David Culbreth, one of the employees, borrowed a bush hog, which sped up the clearing work around the fence line considerably. Before, the horses could not have seen anything but foliage beyond the fence; now, they can see all the way to a nearby stream.

"They're going to think they're on vacation," said Smith, Tekoa's equestrian director.

"They're a very jovial group," she said of the Lowe's volunteers Tuesday morning. "They joke with each other a lot. ... It's hot, and it's hard work, but they're still going."

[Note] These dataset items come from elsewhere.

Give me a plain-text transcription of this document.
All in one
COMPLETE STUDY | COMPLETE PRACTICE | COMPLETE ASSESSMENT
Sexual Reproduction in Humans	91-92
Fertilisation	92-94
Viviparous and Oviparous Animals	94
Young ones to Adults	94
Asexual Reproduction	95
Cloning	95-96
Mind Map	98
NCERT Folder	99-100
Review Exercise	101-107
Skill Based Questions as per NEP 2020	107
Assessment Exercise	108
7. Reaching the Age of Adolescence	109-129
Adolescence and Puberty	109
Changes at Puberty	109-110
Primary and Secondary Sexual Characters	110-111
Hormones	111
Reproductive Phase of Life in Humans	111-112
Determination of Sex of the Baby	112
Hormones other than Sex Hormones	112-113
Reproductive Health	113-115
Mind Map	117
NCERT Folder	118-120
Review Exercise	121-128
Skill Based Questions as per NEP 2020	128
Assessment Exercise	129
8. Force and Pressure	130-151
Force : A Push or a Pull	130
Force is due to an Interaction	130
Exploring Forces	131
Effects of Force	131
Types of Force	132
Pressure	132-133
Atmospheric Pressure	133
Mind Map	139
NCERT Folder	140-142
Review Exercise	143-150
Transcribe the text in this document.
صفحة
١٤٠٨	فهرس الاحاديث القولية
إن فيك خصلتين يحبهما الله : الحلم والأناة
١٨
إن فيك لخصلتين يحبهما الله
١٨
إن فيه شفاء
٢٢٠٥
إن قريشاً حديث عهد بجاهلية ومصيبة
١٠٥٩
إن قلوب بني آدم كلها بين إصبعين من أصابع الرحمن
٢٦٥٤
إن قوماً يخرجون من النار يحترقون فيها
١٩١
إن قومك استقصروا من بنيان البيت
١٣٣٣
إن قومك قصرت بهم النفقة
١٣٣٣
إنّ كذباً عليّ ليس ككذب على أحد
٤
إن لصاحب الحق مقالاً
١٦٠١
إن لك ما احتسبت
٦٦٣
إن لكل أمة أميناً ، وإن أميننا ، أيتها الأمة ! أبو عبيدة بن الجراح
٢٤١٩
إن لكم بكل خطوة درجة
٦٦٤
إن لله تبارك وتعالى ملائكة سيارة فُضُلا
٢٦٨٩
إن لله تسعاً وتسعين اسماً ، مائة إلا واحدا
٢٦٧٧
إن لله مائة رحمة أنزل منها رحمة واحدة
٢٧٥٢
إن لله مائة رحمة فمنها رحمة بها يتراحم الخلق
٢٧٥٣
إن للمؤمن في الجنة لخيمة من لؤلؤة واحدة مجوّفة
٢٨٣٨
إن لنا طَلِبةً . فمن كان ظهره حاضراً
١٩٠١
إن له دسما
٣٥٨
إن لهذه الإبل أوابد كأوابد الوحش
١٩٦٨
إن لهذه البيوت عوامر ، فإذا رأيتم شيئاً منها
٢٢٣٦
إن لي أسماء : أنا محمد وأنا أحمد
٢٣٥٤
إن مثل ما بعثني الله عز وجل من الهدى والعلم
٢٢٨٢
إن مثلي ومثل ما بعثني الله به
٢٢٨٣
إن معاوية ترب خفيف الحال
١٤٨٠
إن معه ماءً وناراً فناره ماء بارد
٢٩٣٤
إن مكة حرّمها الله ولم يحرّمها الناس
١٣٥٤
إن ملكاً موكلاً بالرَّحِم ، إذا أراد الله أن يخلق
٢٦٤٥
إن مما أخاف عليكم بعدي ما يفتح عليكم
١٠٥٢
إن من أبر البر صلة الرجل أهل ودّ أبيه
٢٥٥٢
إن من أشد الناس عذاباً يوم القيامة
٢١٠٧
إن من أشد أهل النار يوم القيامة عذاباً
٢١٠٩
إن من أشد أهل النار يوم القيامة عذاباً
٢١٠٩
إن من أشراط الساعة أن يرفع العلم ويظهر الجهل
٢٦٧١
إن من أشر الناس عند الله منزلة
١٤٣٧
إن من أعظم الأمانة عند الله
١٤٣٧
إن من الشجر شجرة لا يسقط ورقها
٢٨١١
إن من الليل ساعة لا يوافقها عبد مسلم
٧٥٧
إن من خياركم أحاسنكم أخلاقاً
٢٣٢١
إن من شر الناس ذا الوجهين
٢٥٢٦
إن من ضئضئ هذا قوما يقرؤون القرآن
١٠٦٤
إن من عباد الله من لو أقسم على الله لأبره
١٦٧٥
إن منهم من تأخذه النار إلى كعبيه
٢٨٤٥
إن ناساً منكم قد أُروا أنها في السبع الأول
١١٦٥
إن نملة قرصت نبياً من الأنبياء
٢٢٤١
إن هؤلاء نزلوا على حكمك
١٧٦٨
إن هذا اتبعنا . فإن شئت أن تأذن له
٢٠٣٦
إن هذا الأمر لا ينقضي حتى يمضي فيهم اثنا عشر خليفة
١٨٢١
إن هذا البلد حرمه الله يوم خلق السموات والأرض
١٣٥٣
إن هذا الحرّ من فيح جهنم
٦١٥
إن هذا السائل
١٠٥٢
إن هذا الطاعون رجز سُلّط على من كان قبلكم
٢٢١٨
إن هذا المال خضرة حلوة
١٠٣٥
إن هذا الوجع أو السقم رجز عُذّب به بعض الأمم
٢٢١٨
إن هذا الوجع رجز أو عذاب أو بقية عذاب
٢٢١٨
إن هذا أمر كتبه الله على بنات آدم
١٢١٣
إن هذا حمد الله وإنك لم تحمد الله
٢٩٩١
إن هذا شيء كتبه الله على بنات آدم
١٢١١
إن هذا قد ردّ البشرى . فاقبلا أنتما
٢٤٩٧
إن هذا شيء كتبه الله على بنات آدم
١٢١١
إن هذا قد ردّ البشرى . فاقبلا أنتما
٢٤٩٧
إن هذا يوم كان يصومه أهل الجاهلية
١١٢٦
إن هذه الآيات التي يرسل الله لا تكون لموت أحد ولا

Smith has been with Tekoa about eight years. A Radford University graduate, she grew up near Lewisburg, W.Va., where her family always had horses. In fact, Doris, a 26-year-old mustang, has been with Smith since the family acquired her at age 2.

Tekoa has 10 horses, evenly divided between its Pilot and Christiansburg locations. Most are thoroughbreds, with easy-going dispositions compatible with youngsters unfamiliar at first with the animals.

The idea for the program came from Smith and Coreen Bookout, a physical therapy assistant. It started in 2003, nine years after the overall Tekoa program was launched.

"Kids that come here usually stay for a year, a year and a half," said Bob Sisk, Tekoa's executive director. The location of a Tekoa program at Pilot initially drew some community opposition, he recalled.

"One of my best memories -- we'd been here about a year," said Sisk, when a man came to his door. "I just want to shake your hand," the man said. "I was part of the opposition, and I was wrong."